Orioles victory number 36: 6-3 over the New York Mets
1960 Topps Arnie Portocarrero
As far as I can tell this is the oldest Baltimore Orioles card in my collection. I don't remember how I came to acquire it. Chances are I picked it up from a dollar box at a card show or through a trade, although I can't imagine what I would have parted with that would have been acceptable to someone else. It's not like people are willing to part with a 1960 Topps in exchange for 10 1989 Topps.
Still, I have it and I'll keep it. Despite an awesome name, say it out loud and enjoy having "Port-o-ca-rer-o" roll off your tongue, I knew nothing about this pitcher from the Orioles early days. It's fitting that the post follows a victory over the Mets as Portocarrero was a New York native. He debuted in 1954 for the Philadelphia Athletics and compiled an 18-37 record over 94 games for the Philadelphia/Kansas City organization. In parts of three seasons with the Orioles he would tack another 20 wins and another 20 losses to his totals to finish with a career record of 38-57.
It's a rather pedestrian record for a player who was highly touted coming out of high school. He signed with the Athletics in 1949 and spent the next couple of years in their minor leagues posting impressive numbers in all fields except the win/loss columns. Drafted into the army in 1952 his big league career was delayed two years as he served his country.
Following his military stint he was finally called up to the big club and pitched fairly well for a bad club, garnering a 9-18 record with a 4.06 ERAin 248 innings. Following the season he went to Puerto Rico for winter ball and suffered a shoulder injury that drained the velocity of his fastball. He would struggle to stay in the Athletics rotation over the next three seasons. Once hailed as the savior of the organization, he soon became an afterthought.

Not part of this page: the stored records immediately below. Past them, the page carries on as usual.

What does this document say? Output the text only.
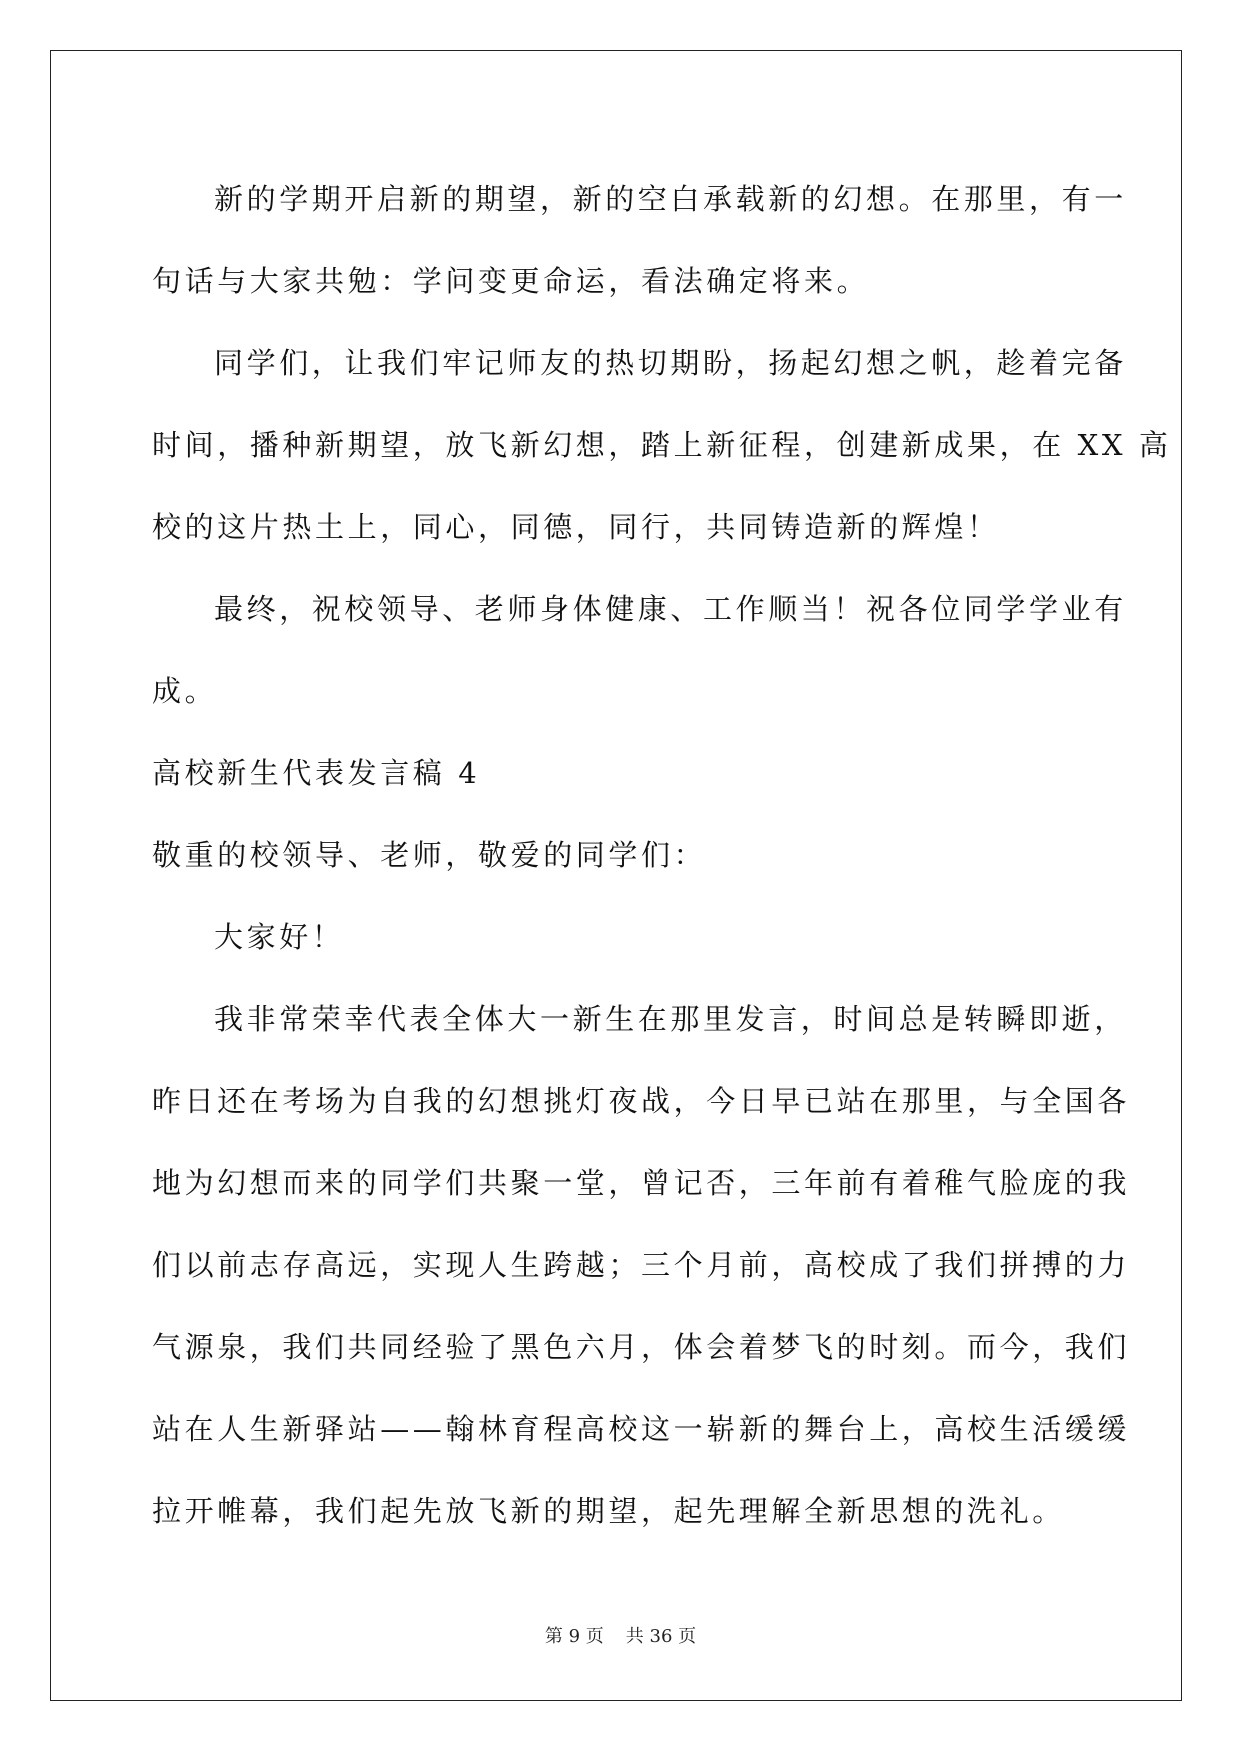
新的学期开启新的期望，新的空白承载新的幻想。在那里，有一
句话与大家共勉：学问变更命运，看法确定将来。
同学们，让我们牢记师友的热切期盼，扬起幻想之帆，趁着完备
时间，播种新期望，放飞新幻想，踏上新征程，创建新成果，在 XX 高
校的这片热土上，同心，同德，同行，共同铸造新的辉煌！
最终，祝校领导、老师身体健康、工作顺当！祝各位同学学业有
成。
高校新生代表发言稿 4
敬重的校领导、老师，敬爱的同学们：
大家好！
我非常荣幸代表全体大一新生在那里发言，时间总是转瞬即逝，
昨日还在考场为自我的幻想挑灯夜战，今日早已站在那里，与全国各
地为幻想而来的同学们共聚一堂，曾记否，三年前有着稚气脸庞的我
们以前志存高远，实现人生跨越；三个月前，高校成了我们拼搏的力
气源泉，我们共同经验了黑色六月，体会着梦飞的时刻。而今，我们
站在人生新驿站——翰林育程高校这一崭新的舞台上，高校生活缓缓
拉开帷幕，我们起先放飞新的期望，起先理解全新思想的洗礼。
第 9 页 共 36 页
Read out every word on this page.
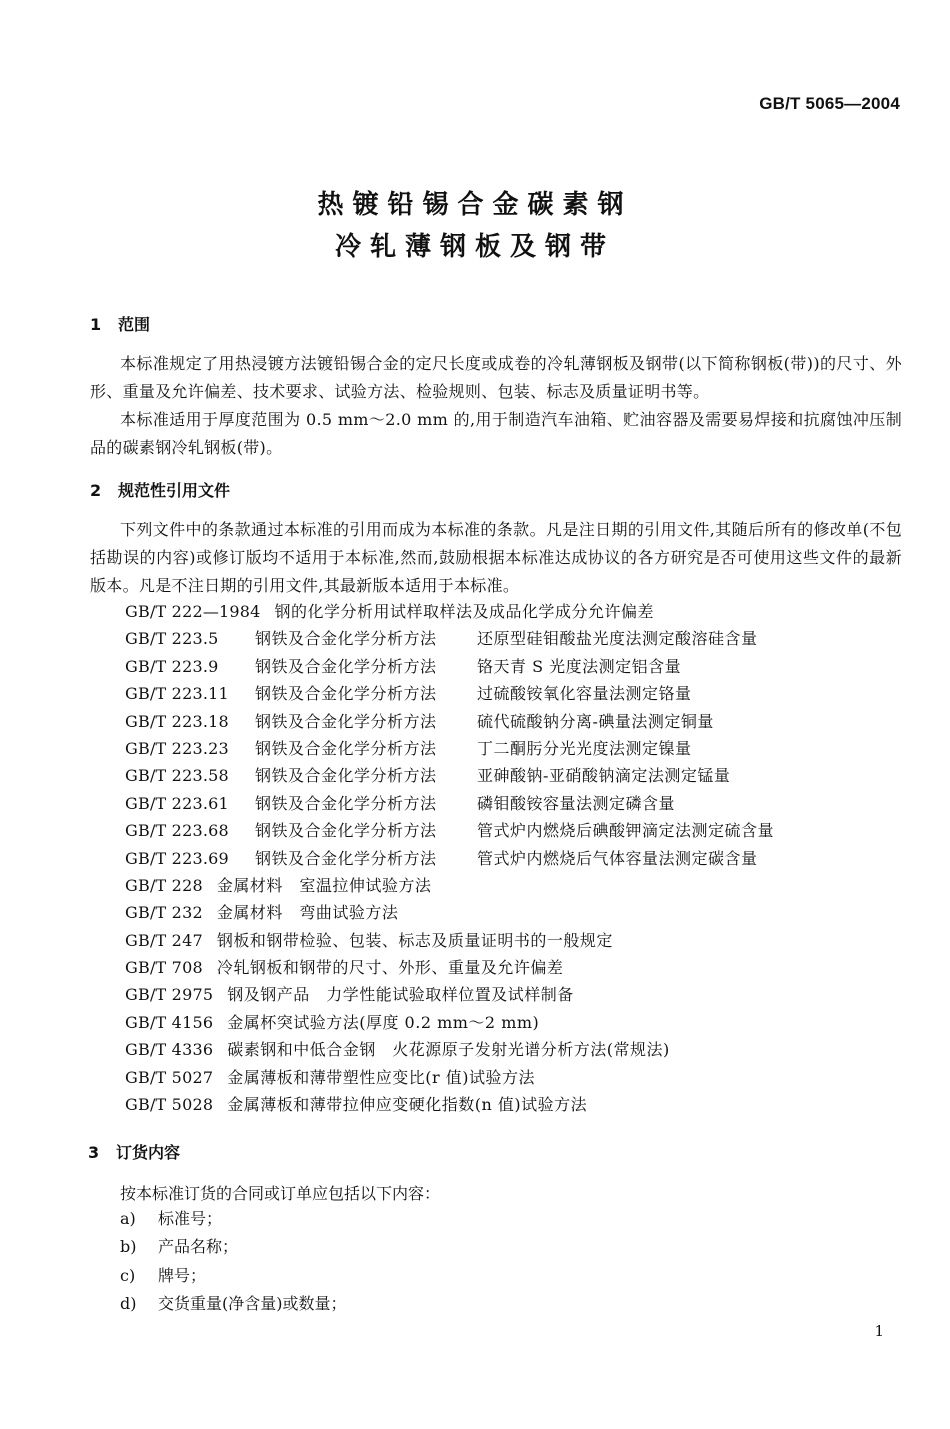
GB/T 5065—2004
热镀铅锡合金碳素钢
冷轧薄钢板及钢带
1 范围
本标准规定了用热浸镀方法镀铅锡合金的定尺长度或成卷的冷轧薄钢板及钢带(以下简称钢板(带))的尺寸、外形、重量及允许偏差、技术要求、试验方法、检验规则、包装、标志及质量证明书等。
本标准适用于厚度范围为 0.5 mm～2.0 mm 的,用于制造汽车油箱、贮油容器及需要易焊接和抗腐蚀冲压制品的碳素钢冷轧钢板(带)。
2 规范性引用文件
下列文件中的条款通过本标准的引用而成为本标准的条款。凡是注日期的引用文件,其随后所有的修改单(不包括勘误的内容)或修订版均不适用于本标准,然而,鼓励根据本标准达成协议的各方研究是否可使用这些文件的最新版本。凡是不注日期的引用文件,其最新版本适用于本标准。
GB/T 222—1984 钢的化学分析用试样取样法及成品化学成分允许偏差
GB/T 223.5 钢铁及合金化学分析方法	还原型硅钼酸盐光度法测定酸溶硅含量
GB/T 223.9 钢铁及合金化学分析方法	铬天青 S 光度法测定铝含量
GB/T 223.11 钢铁及合金化学分析方法	过硫酸铵氧化容量法测定铬量
GB/T 223.18 钢铁及合金化学分析方法	硫代硫酸钠分离-碘量法测定铜量
GB/T 223.23 钢铁及合金化学分析方法	丁二酮肟分光光度法测定镍量
GB/T 223.58 钢铁及合金化学分析方法	亚砷酸钠-亚硝酸钠滴定法测定锰量
GB/T 223.61 钢铁及合金化学分析方法	磷钼酸铵容量法测定磷含量
GB/T 223.68 钢铁及合金化学分析方法	管式炉内燃烧后碘酸钾滴定法测定硫含量
GB/T 223.69 钢铁及合金化学分析方法	管式炉内燃烧后气体容量法测定碳含量
GB/T 228 金属材料　室温拉伸试验方法
GB/T 232 金属材料　弯曲试验方法
GB/T 247 钢板和钢带检验、包装、标志及质量证明书的一般规定
GB/T 708 冷轧钢板和钢带的尺寸、外形、重量及允许偏差
GB/T 2975 钢及钢产品　力学性能试验取样位置及试样制备
GB/T 4156 金属杯突试验方法(厚度 0.2 mm～2 mm)
GB/T 4336 碳素钢和中低合金钢　火花源原子发射光谱分析方法(常规法)
GB/T 5027 金属薄板和薄带塑性应变比(r 值)试验方法
GB/T 5028 金属薄板和薄带拉伸应变硬化指数(n 值)试验方法
3 订货内容
按本标准订货的合同或订单应包括以下内容：
a) 标准号；
b) 产品名称；
c) 牌号；
d) 交货重量(净含量)或数量；
1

In April of 1958 he was traded to Baltimore for Bud Daley*. Daley had spent all of two weeks with the Birds as he had been traded from Cleveland with Dick Williams and Gene Woodling for Larry Doby and Don Ferrarese earlier in the month.
The 1958 Orioles finished 74-79 under manager Paul Richards. Portocarrero had a career year going 15-11 with a 3.25 ERA. Sapped of his fastball he was a pitch-to-contact hurler as he only struck out 90 hitters in 204.2 innings. At 26-years-old it looked like the Orioles might have found a diamond in the rough. Despite the lackluster final record, the 1958 Orioles did have a few of the pieces that would become the foundation for their run over the next couple of decades.
At third base was a 21-year-old Brooks Robinson. Teenage hurler Milt Pappas won 10 games for them. There was some hope for this team, which had only been in Baltimore for four years was turning it around. Unfortunately, Portocarrero wouldn't be around for the payoff. The only highlight of 1959 that he was involved in was not his, but Rocky Colvaito's. On June 10th the Indians clean up hitter slugged 4 home runs against the Orioles. Portocarrero was on the mound for two of those blasts, both of them off of sliders. Injuries limited him to just 39 appearances over the next two seasons and 1960, the year the above card was released, would be his last in the majors. He left baseball the next year and worked as a salesman in the Kansas City area for the rest of his life.
Had he pitched in a different era, a more modern era, perhaps his arm injury would have been diagnosed earlier or he would have rehabbed differently and been able to have a productive career. Instead he became another highly touted prospect that was out of the game before his 30th birthday.
*Oddly enough - much like Portocarrero sporting a .500 record for the Orioles (20 wins and 20 losses) Daley did the same thing for the Athletics as he went 39 and 39 in four years with Kansas City before he was dealt to the Yankees in 1961.